What we want to know, to start off with, is whatever happened to these Bank of Ireland bonuses. When I got the answer to my parliamentary questions there was a little asterisk and a blank line where the Bank of Ireland data should have been to say that the information was not available. I thought that they had reclassified bonuses, and perhaps that is what they sought to do. The institutions bailed out by the State have an obligation to put what they paid in bonuses into the public domain for the information of taxpayers. The point I made about Miss Marple and Hercule Poirot was that the Minister recently confessed to me that a high level, urgent investigation is taking place in the Department of Finance into the Bank of Ireland bonus figures. I am not sure who is Miss Marple and who is Hercule Poirot in the Department of Finance but this particular amendment, if passed, will require our sleuths in the Department of Finance, one month after the passing of the Finance Bill, to publish information about all bonuses paid since the guarantee by the banks and institutions the taxpayer bailed out. This is a reasonable requirement in a modern democracy where we are trying to come to terms with the economic disaster that has overtaken us because of mismanagement by Fianna Fáil. As Fianna Fáil leaves office and possibly goes out of government, it is incumbent on the party in the last days of that Administration to publish this information. It is very difficult for this country to move on from the banking disaster unless we have a full telling of who did what and, in respect of bonuses, who got what.

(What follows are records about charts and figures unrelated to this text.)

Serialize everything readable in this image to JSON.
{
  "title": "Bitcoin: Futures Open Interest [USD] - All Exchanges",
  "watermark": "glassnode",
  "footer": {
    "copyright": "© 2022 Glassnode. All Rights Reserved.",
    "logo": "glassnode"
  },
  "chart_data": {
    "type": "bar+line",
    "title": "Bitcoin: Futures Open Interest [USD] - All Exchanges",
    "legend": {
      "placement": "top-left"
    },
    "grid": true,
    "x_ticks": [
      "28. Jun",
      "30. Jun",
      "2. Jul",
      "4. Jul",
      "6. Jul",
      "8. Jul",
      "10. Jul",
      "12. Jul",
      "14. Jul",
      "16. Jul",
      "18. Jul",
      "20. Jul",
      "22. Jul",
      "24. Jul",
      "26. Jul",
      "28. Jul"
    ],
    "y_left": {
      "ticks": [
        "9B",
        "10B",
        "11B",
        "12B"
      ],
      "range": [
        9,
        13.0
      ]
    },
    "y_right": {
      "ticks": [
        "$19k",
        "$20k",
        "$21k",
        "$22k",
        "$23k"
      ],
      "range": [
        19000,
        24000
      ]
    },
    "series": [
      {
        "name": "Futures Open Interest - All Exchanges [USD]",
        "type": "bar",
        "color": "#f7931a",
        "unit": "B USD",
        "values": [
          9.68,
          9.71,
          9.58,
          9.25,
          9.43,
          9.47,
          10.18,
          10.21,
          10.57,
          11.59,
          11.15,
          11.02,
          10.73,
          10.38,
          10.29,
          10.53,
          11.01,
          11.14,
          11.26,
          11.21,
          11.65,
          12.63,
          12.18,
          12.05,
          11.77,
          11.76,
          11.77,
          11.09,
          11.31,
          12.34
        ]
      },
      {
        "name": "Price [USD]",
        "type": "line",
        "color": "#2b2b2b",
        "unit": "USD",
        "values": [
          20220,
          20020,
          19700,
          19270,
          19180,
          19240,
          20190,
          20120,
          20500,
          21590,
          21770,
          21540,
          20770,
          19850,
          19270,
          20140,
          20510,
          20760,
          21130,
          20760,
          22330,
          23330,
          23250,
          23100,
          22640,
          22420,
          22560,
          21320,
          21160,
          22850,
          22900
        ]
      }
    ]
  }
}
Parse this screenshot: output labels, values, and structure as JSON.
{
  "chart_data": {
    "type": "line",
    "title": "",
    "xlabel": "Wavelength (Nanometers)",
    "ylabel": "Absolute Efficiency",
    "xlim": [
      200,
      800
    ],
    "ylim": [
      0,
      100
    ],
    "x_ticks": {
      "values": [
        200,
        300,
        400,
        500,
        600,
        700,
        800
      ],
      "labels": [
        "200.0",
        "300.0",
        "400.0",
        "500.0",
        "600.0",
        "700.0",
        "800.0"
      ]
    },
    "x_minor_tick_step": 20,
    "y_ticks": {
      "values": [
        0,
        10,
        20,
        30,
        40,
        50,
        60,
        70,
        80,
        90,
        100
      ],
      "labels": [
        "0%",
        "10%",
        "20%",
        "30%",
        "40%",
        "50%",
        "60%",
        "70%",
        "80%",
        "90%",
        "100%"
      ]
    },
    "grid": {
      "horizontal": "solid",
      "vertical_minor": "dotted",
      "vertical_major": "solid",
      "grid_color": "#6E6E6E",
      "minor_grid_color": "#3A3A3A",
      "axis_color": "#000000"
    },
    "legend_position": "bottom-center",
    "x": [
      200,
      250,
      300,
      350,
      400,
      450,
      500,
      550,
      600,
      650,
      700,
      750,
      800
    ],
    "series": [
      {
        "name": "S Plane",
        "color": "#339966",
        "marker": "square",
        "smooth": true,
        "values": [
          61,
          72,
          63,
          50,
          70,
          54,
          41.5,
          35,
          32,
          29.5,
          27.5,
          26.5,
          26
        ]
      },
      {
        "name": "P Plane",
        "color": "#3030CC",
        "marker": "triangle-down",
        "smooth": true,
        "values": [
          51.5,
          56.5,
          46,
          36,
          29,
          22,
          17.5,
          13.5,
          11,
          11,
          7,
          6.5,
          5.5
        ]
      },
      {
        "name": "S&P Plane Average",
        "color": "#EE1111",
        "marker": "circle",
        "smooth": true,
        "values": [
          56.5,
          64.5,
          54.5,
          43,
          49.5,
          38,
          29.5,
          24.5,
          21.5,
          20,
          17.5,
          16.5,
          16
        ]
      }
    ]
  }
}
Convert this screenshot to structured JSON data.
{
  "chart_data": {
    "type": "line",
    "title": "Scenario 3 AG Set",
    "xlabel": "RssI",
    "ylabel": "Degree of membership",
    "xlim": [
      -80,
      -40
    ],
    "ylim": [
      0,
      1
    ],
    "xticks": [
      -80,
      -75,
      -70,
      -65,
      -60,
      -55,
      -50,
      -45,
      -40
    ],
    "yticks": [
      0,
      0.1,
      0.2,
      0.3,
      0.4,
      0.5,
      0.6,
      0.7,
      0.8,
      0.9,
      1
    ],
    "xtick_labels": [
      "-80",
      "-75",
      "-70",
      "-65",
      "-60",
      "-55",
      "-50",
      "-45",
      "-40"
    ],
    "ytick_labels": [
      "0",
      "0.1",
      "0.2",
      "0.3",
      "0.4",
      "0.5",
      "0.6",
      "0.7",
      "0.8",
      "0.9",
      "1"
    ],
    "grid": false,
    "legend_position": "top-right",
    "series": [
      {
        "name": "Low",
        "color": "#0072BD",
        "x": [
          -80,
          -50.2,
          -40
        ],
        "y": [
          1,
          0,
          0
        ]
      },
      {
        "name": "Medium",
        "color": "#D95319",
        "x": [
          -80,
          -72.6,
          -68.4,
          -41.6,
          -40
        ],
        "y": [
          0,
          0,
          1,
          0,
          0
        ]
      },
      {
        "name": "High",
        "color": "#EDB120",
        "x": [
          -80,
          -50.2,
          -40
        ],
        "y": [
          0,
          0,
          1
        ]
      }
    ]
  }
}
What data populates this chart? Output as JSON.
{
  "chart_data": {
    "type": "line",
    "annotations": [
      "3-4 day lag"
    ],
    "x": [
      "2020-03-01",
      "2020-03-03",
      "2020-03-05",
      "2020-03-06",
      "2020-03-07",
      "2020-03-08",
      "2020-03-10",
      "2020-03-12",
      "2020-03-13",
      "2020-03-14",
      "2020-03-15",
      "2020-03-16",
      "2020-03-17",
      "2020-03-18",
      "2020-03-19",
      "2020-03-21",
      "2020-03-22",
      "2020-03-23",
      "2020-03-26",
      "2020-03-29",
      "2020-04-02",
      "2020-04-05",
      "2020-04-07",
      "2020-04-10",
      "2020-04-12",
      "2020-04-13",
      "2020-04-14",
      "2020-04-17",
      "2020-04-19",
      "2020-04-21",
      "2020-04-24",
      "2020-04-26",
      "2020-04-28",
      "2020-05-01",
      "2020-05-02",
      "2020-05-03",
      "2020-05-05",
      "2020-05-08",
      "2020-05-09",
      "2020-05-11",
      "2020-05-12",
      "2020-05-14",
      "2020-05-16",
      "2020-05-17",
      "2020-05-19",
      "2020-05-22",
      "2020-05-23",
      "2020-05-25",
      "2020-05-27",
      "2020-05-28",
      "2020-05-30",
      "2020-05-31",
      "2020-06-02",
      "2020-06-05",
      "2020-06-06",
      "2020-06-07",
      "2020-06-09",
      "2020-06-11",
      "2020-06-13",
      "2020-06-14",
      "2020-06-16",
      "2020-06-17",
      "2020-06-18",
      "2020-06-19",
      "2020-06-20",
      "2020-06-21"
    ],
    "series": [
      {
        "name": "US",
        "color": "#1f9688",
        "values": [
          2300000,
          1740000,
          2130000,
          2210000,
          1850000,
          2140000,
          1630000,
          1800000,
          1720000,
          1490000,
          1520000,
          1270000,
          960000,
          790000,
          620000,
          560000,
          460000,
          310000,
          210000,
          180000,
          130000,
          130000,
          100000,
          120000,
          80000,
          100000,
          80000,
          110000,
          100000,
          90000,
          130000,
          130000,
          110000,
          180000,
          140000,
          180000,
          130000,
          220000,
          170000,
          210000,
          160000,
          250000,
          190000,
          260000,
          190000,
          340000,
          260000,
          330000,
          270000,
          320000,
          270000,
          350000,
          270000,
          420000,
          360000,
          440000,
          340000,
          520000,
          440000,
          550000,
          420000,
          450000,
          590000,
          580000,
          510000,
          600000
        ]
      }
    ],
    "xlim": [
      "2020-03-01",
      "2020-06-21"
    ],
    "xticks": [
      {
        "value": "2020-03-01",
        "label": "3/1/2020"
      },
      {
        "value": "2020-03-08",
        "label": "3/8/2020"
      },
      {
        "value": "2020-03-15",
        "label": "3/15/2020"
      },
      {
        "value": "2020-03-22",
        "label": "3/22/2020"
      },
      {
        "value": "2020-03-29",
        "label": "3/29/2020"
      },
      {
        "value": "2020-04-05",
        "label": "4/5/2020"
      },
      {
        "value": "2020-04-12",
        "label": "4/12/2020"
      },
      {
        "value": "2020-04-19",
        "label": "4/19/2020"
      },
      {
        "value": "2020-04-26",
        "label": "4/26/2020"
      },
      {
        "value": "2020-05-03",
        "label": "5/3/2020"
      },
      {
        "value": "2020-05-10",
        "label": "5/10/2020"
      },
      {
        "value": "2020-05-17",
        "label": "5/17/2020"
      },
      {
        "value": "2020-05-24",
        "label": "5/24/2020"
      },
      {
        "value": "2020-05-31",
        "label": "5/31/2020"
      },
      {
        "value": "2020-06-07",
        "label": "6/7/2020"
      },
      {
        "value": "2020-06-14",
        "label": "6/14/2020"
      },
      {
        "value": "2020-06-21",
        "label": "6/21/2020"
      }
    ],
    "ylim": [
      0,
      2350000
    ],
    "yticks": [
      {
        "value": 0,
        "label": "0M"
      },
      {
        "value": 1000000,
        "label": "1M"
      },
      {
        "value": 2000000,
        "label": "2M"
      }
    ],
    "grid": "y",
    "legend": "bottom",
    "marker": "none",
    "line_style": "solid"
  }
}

We are not talking about small bonuses for staff in call centres and banks. Such people may be on the minimum wage which is increased slightly by the payment of bonuses. This is not what we are talking about. I refer to the people at the top of the banks, who were making millions of euro per annum. At one stage, the former chief executive of Bank of Ireland told a shocked Irish public that his income had fallen to below €2 million a year because of the cuts he had taken. He clearly felt sorry for himself and that he had made a major national sacrifice. Publishing this information is part of giving a sense of control to our citizens so that there is some level of accountability required and demanded of the banking institutions that are costing us so much and will cost us so much to bail out. I commend the Labour Party amendment to the House.